Umas são pranteadas e praticamente canonizadas pela grande imprensa e
pelos defensores virtuais dos interesses petistas, como o cinegrafista Santiago
Ilídio de Andrade. Os responsáveis devem ser punidos, claro, mas nem de longe
se justifica tão histérica satanização de jovens que não se davam conta do dano
que poderiam causar.
Num país em que tantos matam premeditadamente e com extrema crueldade, é
patético que os maiores vilãos acabem sendo uns tolos que mataram sem
consciência e por inconsequência (se comprovado que terceiros guiavam suas
mãos, estes merecem castigo muito mais rigoroso, pois os mandantes são sempre
maiores culpados do que os executantes).
Outras vítimas são vergonhosamente escamoteadas
pela mídia. O caso mais emblemático e chocante não se deu exatamente no curso
dos protestos, mas tem de ser lembrado sempre: Ivo Teles da Silva, 69 anos, foi
bestialmente espancado pela PM de Geraldo Alckmin durante o episódio conhecido
como a barbárie no Pinheirinho, por ela ter sequestrado e mantido
longe dos parentes que o procuravam desesperadamente. Tudo isso para esconder
seu estado deplorável; para que a opinião pública não tomasse conhecimento da
barbarização de um idoso. Só foi localizado dez dias depois, teve alta mas
acabou morrendo.
Luminares do Direito brasileiro, dentre eles Celso Antonio Bandeira de
Mello, Dalmo de Abreu Dallari e Fabio Konder Comparato, entenderam que havia
sido cometido um crime e como tal o denunciaram (juntamente com as muitas
outras ilegalidades perpetradas no Pinheirinho) à Comissão de Direitos Humanos
da OEA. A indústria cultural ignorou olimpicamente.
O fato é que as lágrimas de crocodilo só jorram
profusamente quando um cinegrafista de TV é morto por reais ou supostos black
blocs, ou quando um coronel é espancado. A indignação (seletiva) foi bem
menor no caso das várias dezenas de profissionais da imprensa feridos durante
as manifestações pela PM paulista, alguns dos quais sofreram lesões graves e
definitivas.
Ou quando um soldado apertou o gatilho desnecessariamente e colocou em
coma um bobinho que portava um estilingue… perdão, um canivete (é quase a mesma
coisa). Tivesse Fabrício Proteus Chaves morrido, o volume das lamentações seria
o mesmo? Nem a pau, Juvenal!
Mas, repito, o principal é que continuam sendo os
motivos – justíssimos – que levam os jovens às ruas. Como a Copa das
maracutaias, cuja realização a Fifa admitiria com apenas oito sedes, mas o
governo brasileiro preferiu fazer com 12, a fim de contemplar todo tipo de
interesse sórdido. O PT prometia abolir as práticas tradicionais da
politicalha, mas a elas aderiu alegremente.
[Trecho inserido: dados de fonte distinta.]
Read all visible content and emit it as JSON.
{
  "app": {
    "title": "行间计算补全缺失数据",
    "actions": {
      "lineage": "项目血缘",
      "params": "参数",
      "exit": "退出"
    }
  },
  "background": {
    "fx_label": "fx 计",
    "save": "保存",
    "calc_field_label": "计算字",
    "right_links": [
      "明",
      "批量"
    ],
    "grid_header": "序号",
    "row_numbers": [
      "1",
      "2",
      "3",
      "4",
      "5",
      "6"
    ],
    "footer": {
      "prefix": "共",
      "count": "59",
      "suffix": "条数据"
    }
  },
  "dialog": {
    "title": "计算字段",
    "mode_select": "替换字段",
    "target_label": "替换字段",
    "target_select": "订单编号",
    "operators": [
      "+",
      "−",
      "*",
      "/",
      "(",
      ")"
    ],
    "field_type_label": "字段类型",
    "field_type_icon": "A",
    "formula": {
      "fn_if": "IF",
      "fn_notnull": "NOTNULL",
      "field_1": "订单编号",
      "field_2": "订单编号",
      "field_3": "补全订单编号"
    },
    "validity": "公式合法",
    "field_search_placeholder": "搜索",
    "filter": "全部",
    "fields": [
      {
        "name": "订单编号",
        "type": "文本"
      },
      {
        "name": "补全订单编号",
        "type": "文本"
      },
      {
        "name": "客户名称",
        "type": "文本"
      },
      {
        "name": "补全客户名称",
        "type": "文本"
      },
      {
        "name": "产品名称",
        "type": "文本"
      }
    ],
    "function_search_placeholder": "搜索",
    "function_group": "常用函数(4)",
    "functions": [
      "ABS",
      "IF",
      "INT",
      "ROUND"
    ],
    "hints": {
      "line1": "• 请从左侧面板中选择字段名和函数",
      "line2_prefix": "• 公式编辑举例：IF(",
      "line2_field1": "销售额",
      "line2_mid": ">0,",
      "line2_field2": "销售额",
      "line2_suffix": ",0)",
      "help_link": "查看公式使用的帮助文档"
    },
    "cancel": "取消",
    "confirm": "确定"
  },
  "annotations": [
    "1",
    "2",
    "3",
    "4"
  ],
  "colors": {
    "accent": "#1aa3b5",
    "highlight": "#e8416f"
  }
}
Terem escolhido o Mundial de futebol como o
principal alvo dos protestos depois das queixas iniciais contra o aumento das
tarifas dos ônibus atesta que os indignados brasileiros têm,
sim, tirocínio político. Daí estarem sendo tão execrados pelos que temem a voz
das ruas – alguns dos quais, melancolicamente, são os mesmos que há algumas
décadas arriscaram a vida para que elas fossem ouvidas. As voltas que o mundo
dá.
Pior: alguns que tanto sofreram sob o AI-5 e outros, mais jovens, que
pretendem ser herdeiros dos ideais da resistência, estão entre os que hoje
surfam na onda de episódios infelizes como o da morte do cinegrafista [2],
aproveitando para pregar a igualação dos atos de protesto a terrorismo (com
penas mais pesadas do que as infligidas a homicidas!!!), sua transformação em
crime inafiançável, a colocação das Forças Armadas nas ruas para reprimir
manifestantes e outras aberrações totalitárias.
Sem se darem conta, pois tudo que fazem atende à prioridade obsessiva de
perpetuação do PT no poder, estão clamando por um novo AI-5.
Não passarão!
[1] Quando este artigo já estava escrito, um
acusado que tenta escapar de uma cana braba deu um suspeitíssimo depoimento à polícia,
sem a presença do seu advogado (portanto, legalmente inválido), sugerindo que o
Psol, PSTU e FIP seriam os financiadores das ações para exacerbar os ânimos.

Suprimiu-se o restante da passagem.